A tax-free benefit of up to $20 a month was allowed for bicycle commuting.

The TCJA eliminates the tax deduction for these three main transportation benefits beginning in 2018. But the benefits remain tax-free to employees. The tax exclusion for bicycle commuting is repealed.

3. Entertainment expenses.

Under prior law, an employer could deduct 50% of the cost of business entertainment and meal expenses that were “directly-related to” or “associated with” the business. Notably, this included entertainment in a clear business setting and meals immediately preceding or following a “substantial business discussion.”

Tax regulations imposed strict recordkeeping requirements for deducting business entertainment expenses. For example, you had to record the time, place and date of the entertainment, the person or people entertained and the business relationships of the parties.

Beginning in 2018, this deduction is repealed. However, employers may still deduct 50% of the cost of business meals while traveling away from home.

4. On-premises meals.

In the past, employers could deduct certain meals provided to employees on the business premises if those meals qualified as a de minimis fringe benefit. For instance, the deduction could be applied to meals furnished while employees worked late hours, as well as food and beverages provided to employees at on-site eating facilities such as a company cafeteria. The value of these benefits was tax-free for employees.

An employer could deduct 100% of the cost of these benefits.

Under the TCJA, the deduction is reduced to 50% of the cost and is eliminated after 2025. However, the value continues to be tax-free to employees.

5. Moving expense reimbursements.

Previously, if employees qualified under a two-part test involving distance and time, they could deduct their out-of-pocket job-related moving expenses on their personal income tax returns. The deductions were claimed “above-the-line,” so they were available to both those who itemized and those who claimed the standard deduction. Alternatively, employers may have reimbursed employees tax-free for qualified moving expenses.

Now, starting in 2018, the TCJA repeals both the moving expense deduction and the tax exclusion except for active duty military personal.

6. Achievement awards.

Currently, an employer can deduct up to $400 of the value of achievement awards to employees for length of service or safety.
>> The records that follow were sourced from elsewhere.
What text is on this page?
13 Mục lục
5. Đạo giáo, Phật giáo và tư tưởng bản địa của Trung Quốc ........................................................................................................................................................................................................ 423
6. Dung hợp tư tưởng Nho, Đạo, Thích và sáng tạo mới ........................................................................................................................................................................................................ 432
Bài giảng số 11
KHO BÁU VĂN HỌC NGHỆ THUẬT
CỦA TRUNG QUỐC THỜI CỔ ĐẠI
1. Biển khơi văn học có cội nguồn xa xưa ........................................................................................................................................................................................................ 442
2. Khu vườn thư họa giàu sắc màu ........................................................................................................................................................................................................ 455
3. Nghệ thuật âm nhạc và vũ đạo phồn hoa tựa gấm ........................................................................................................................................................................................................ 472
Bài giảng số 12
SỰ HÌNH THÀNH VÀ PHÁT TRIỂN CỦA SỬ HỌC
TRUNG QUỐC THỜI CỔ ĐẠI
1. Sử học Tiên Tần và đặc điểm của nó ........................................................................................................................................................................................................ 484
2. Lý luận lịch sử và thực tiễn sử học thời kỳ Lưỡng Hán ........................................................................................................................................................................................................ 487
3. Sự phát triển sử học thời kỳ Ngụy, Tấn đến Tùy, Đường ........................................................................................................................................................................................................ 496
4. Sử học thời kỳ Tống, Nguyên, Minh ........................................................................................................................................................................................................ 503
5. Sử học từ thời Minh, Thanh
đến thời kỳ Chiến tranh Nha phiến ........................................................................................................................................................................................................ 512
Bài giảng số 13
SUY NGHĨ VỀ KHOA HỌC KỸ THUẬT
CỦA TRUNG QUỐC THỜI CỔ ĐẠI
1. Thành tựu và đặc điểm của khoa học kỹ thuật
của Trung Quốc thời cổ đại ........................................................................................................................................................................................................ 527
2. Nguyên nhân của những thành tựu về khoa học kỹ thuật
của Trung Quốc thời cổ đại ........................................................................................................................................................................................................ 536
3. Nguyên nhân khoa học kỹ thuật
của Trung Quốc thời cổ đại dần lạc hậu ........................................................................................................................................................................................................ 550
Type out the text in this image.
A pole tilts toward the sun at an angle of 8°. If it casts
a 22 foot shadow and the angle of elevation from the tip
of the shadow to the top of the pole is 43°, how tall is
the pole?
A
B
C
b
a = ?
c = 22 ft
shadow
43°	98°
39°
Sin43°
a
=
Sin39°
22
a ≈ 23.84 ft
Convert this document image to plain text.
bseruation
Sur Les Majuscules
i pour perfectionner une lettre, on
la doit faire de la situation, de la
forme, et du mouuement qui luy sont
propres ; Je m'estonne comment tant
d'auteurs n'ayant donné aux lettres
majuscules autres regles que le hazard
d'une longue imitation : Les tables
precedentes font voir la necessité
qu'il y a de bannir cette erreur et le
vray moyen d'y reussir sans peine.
The tax exclusion is multiplied by four to $1,600 for awards under a written nondiscriminatory achievement plan. On the receiving end, employees aren’t taxed on the value of the awards that don’t exceed the employer’s deduction.

Beginning in 2018, the TCJA clarifies that the tax deduction and corresponding tax exclusion don’t apply to cash, gift coupons or certificates, vacations, meals, lodging, tickets to sporting or theater events, securities and “other similar items.” However, the tax breaks are still available for gift certificates that allow the recipient to select tangible property from a limited range of items preselected by the employer.

Reminder: This is only an overview of six of the key tax law changes affecting payroll matters. Do you have any questions about the new law’s impact on benefits? Don’t hesitate to contact your payroll providers for more details.

Fringe Benefits Surviving the Axe

Several fringe benefit crackdowns threatened by Congress didn’t make it into the final version of the new tax law. The items on the chopping block that were eventually spared include:

  • Dependent care assistance plans,
  • Adoption assistance programs,
  • Employer-provided housing, and
  • Educational assistance programs.

Also, certain liberalizations of the hardship distribution safe-harbor rules were contemplated, but eventually skipped by the lawmakers.